PARDO, Miguel Eduardo “Madrileñas”. En: El Cojo Ilustrado Año II, Nº 47, Caracas, 1 de Diciembre de 1893. pp. 430-431.



MADRILEÑAS



    La exposición del Círculo de Bellas Artes acaba de cerrarse, no sin haber dado lugar a discusiones que por la traza parecían interminables.
  
     Fue como una lucha entre maestros y discípulos.
   
    Los viejos decían, que si los lienzos de la juventud iban en pos de la victoria ostentando asuntos nuevos, también saltaba a la vista la inexperiencia de los que, por vez primera, iban a disputarles la gloria.

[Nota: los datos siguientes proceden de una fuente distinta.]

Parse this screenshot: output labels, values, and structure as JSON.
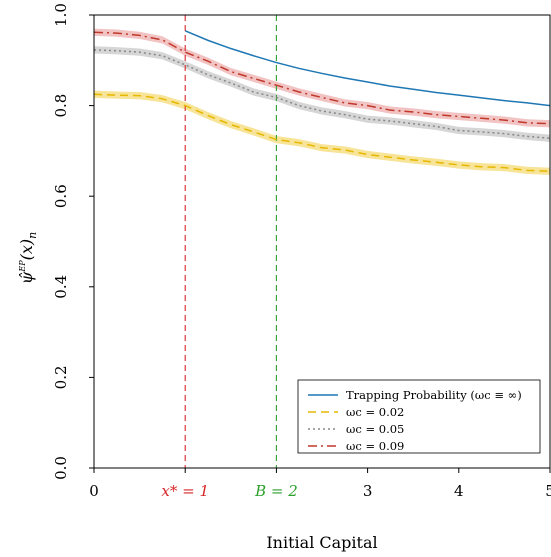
{
  "chart_data": {
    "type": "line",
    "xlabel": "Initial Capital",
    "ylabel": "ψ̂^EP(x)n",
    "xlim": [
      0,
      5
    ],
    "ylim": [
      0,
      1
    ],
    "x_ticks": [
      {
        "value": 0,
        "label": "0",
        "color": "#000000"
      },
      {
        "value": 1,
        "label": "x* = 1",
        "color": "#d62728"
      },
      {
        "value": 2,
        "label": "B = 2",
        "color": "#2ca02c"
      },
      {
        "value": 3,
        "label": "3",
        "color": "#000000"
      },
      {
        "value": 4,
        "label": "4",
        "color": "#000000"
      },
      {
        "value": 5,
        "label": "5",
        "color": "#000000"
      }
    ],
    "y_ticks": [
      "0.0",
      "0.2",
      "0.4",
      "0.6",
      "0.8",
      "1.0"
    ],
    "y_tick_values": [
      0,
      0.2,
      0.4,
      0.6,
      0.8,
      1.0
    ],
    "vlines": [
      {
        "x": 1,
        "color": "#d62728",
        "style": "dashed"
      },
      {
        "x": 2,
        "color": "#2ca02c",
        "style": "dashed"
      }
    ],
    "legend_position": "bottom-right",
    "band_halfwidth": 0.008,
    "series": [
      {
        "name": "Trapping Probability (ωc ≡ ∞)",
        "color": "#1f77b4",
        "style": "solid",
        "band": false,
        "x": [
          1.0,
          1.25,
          1.5,
          1.75,
          2.0,
          2.25,
          2.5,
          2.75,
          3.0,
          3.25,
          3.5,
          3.75,
          4.0,
          4.25,
          4.5,
          4.75,
          5.0
        ],
        "y": [
          0.965,
          0.944,
          0.926,
          0.91,
          0.895,
          0.882,
          0.871,
          0.861,
          0.852,
          0.843,
          0.836,
          0.829,
          0.823,
          0.817,
          0.811,
          0.806,
          0.8
        ]
      },
      {
        "name": "ωc = 0.02",
        "color": "#e6b800",
        "band_color": "#f6df86",
        "style": "dashed",
        "band": true,
        "x": [
          0,
          0.25,
          0.5,
          0.75,
          1.0,
          1.25,
          1.5,
          1.75,
          2.0,
          2.25,
          2.5,
          2.75,
          3.0,
          3.25,
          3.5,
          3.75,
          4.0,
          4.25,
          4.5,
          4.75,
          5.0
        ],
        "y": [
          0.825,
          0.823,
          0.822,
          0.815,
          0.8,
          0.778,
          0.758,
          0.742,
          0.725,
          0.718,
          0.707,
          0.702,
          0.692,
          0.686,
          0.68,
          0.675,
          0.669,
          0.665,
          0.663,
          0.657,
          0.655
        ]
      },
      {
        "name": "ωc = 0.05",
        "color": "#888888",
        "band_color": "#cfcfcf",
        "style": "dotted",
        "band": true,
        "x": [
          0,
          0.25,
          0.5,
          0.75,
          1.0,
          1.25,
          1.5,
          1.75,
          2.0,
          2.25,
          2.5,
          2.75,
          3.0,
          3.25,
          3.5,
          3.75,
          4.0,
          4.25,
          4.5,
          4.75,
          5.0
        ],
        "y": [
          0.923,
          0.921,
          0.918,
          0.91,
          0.89,
          0.868,
          0.85,
          0.83,
          0.818,
          0.8,
          0.788,
          0.78,
          0.77,
          0.766,
          0.76,
          0.754,
          0.745,
          0.742,
          0.738,
          0.732,
          0.728
        ]
      },
      {
        "name": "ωc = 0.09",
        "color": "#c0392b",
        "band_color": "#f0b8b8",
        "style": "dashdot",
        "band": true,
        "x": [
          0,
          0.25,
          0.5,
          0.75,
          1.0,
          1.25,
          1.5,
          1.75,
          2.0,
          2.25,
          2.5,
          2.75,
          3.0,
          3.25,
          3.5,
          3.75,
          4.0,
          4.25,
          4.5,
          4.75,
          5.0
        ],
        "y": [
          0.962,
          0.96,
          0.955,
          0.945,
          0.918,
          0.898,
          0.875,
          0.86,
          0.845,
          0.83,
          0.818,
          0.806,
          0.8,
          0.79,
          0.786,
          0.78,
          0.776,
          0.772,
          0.768,
          0.762,
          0.76
        ]
      }
    ]
  }
}
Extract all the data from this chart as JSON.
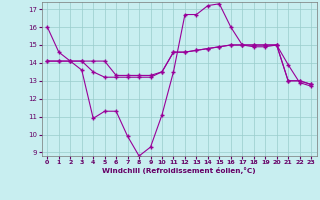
{
  "xlabel": "Windchill (Refroidissement éolien,°C)",
  "background_color": "#c8eef0",
  "line_color": "#990099",
  "grid_color": "#99cccc",
  "xlim": [
    -0.5,
    23.5
  ],
  "ylim": [
    8.8,
    17.4
  ],
  "yticks": [
    9,
    10,
    11,
    12,
    13,
    14,
    15,
    16,
    17
  ],
  "xticks": [
    0,
    1,
    2,
    3,
    4,
    5,
    6,
    7,
    8,
    9,
    10,
    11,
    12,
    13,
    14,
    15,
    16,
    17,
    18,
    19,
    20,
    21,
    22,
    23
  ],
  "series1_x": [
    0,
    1,
    2,
    3,
    4,
    5,
    6,
    7,
    8,
    9,
    10,
    11,
    12,
    13,
    14,
    15,
    16,
    17,
    18,
    19,
    20,
    21,
    22,
    23
  ],
  "series1_y": [
    16.0,
    14.6,
    14.1,
    13.6,
    10.9,
    11.3,
    11.3,
    9.9,
    8.8,
    9.3,
    11.1,
    13.5,
    16.7,
    16.7,
    17.2,
    17.3,
    16.0,
    15.0,
    14.9,
    14.9,
    15.0,
    13.9,
    12.9,
    12.7
  ],
  "series2_x": [
    0,
    1,
    2,
    3,
    4,
    5,
    6,
    7,
    8,
    9,
    10,
    11,
    12,
    13,
    14,
    15,
    16,
    17,
    18,
    19,
    20,
    21,
    22,
    23
  ],
  "series2_y": [
    14.1,
    14.1,
    14.1,
    14.1,
    14.1,
    14.1,
    13.3,
    13.3,
    13.3,
    13.3,
    13.5,
    14.6,
    14.6,
    14.7,
    14.8,
    14.9,
    15.0,
    15.0,
    15.0,
    15.0,
    15.0,
    13.0,
    13.0,
    12.8
  ],
  "series3_x": [
    0,
    1,
    2,
    3,
    4,
    5,
    6,
    7,
    8,
    9,
    10,
    11,
    12,
    13,
    14,
    15,
    16,
    17,
    18,
    19,
    20,
    21,
    22,
    23
  ],
  "series3_y": [
    14.1,
    14.1,
    14.1,
    14.1,
    13.5,
    13.2,
    13.2,
    13.2,
    13.2,
    13.2,
    13.5,
    14.6,
    14.6,
    14.7,
    14.8,
    14.9,
    15.0,
    15.0,
    15.0,
    15.0,
    15.0,
    13.0,
    13.0,
    12.8
  ]
}
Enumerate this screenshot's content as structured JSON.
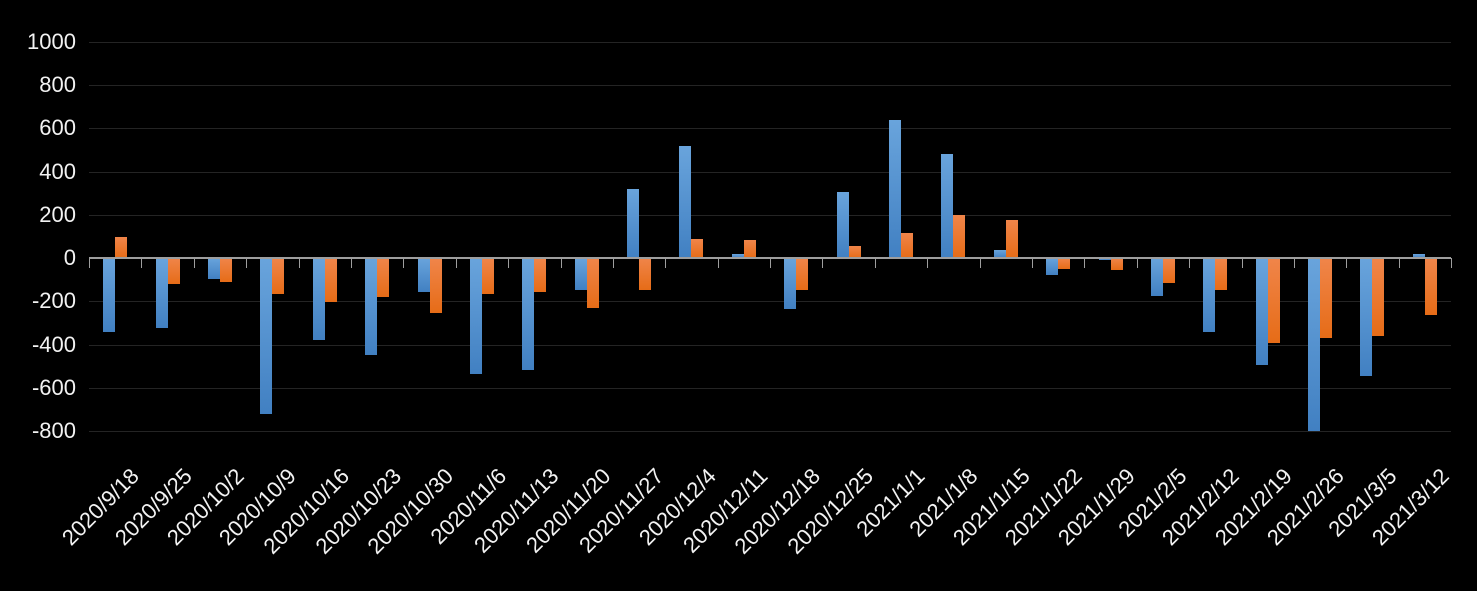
{
  "chart_data": {
    "type": "bar",
    "title": "",
    "xlabel": "",
    "ylabel": "",
    "categories": [
      "2020/9/18",
      "2020/9/25",
      "2020/10/2",
      "2020/10/9",
      "2020/10/16",
      "2020/10/23",
      "2020/10/30",
      "2020/11/6",
      "2020/11/13",
      "2020/11/20",
      "2020/11/27",
      "2020/12/4",
      "2020/12/11",
      "2020/12/18",
      "2020/12/25",
      "2021/1/1",
      "2021/1/8",
      "2021/1/15",
      "2021/1/22",
      "2021/1/29",
      "2021/2/5",
      "2021/2/12",
      "2021/2/19",
      "2021/2/26",
      "2021/3/5",
      "2021/3/12"
    ],
    "series": [
      {
        "name": "blue",
        "color_top": "#69A4DC",
        "color_bottom": "#4180C2",
        "values": [
          -340,
          -325,
          -95,
          -720,
          -380,
          -450,
          -155,
          -535,
          -520,
          -150,
          320,
          520,
          20,
          -235,
          305,
          640,
          480,
          40,
          -80,
          -10,
          -175,
          -340,
          -495,
          -800,
          -545,
          20
        ]
      },
      {
        "name": "orange",
        "color_top": "#F0854A",
        "color_bottom": "#E66C17",
        "values": [
          100,
          -120,
          -110,
          -165,
          -205,
          -180,
          -255,
          -165,
          -155,
          -230,
          -150,
          90,
          85,
          -150,
          55,
          115,
          200,
          175,
          -50,
          -55,
          -115,
          -150,
          -395,
          -370,
          -360,
          -265
        ]
      }
    ],
    "yticks": [
      "1000",
      "800",
      "600",
      "400",
      "200",
      "0",
      "-200",
      "-400",
      "-600",
      "-800"
    ],
    "ylim": [
      -800,
      1000
    ],
    "ytick_interval": 200,
    "grid": true,
    "legend": false,
    "colors": {
      "background": "#000000",
      "gridline": "#242424",
      "axis_line": "#9E9E9E",
      "tick": "#9E9E9E",
      "label_text": "#F2F2F2"
    }
  }
}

La juventud alegó que, no obstante las vacilaciones artísticas, los maestros le abandonaban el campo porque todas las escuelas antiguas están hoy relegadas y sólo priva el modernismo con sus audacias.
  
    Después de esto cualquiera se explica el fracaso.
  
   De la profusión de pinturas expuestas, apenas si puede señalarse media docena de cuadros que, tampoco resisten a la crítica severa.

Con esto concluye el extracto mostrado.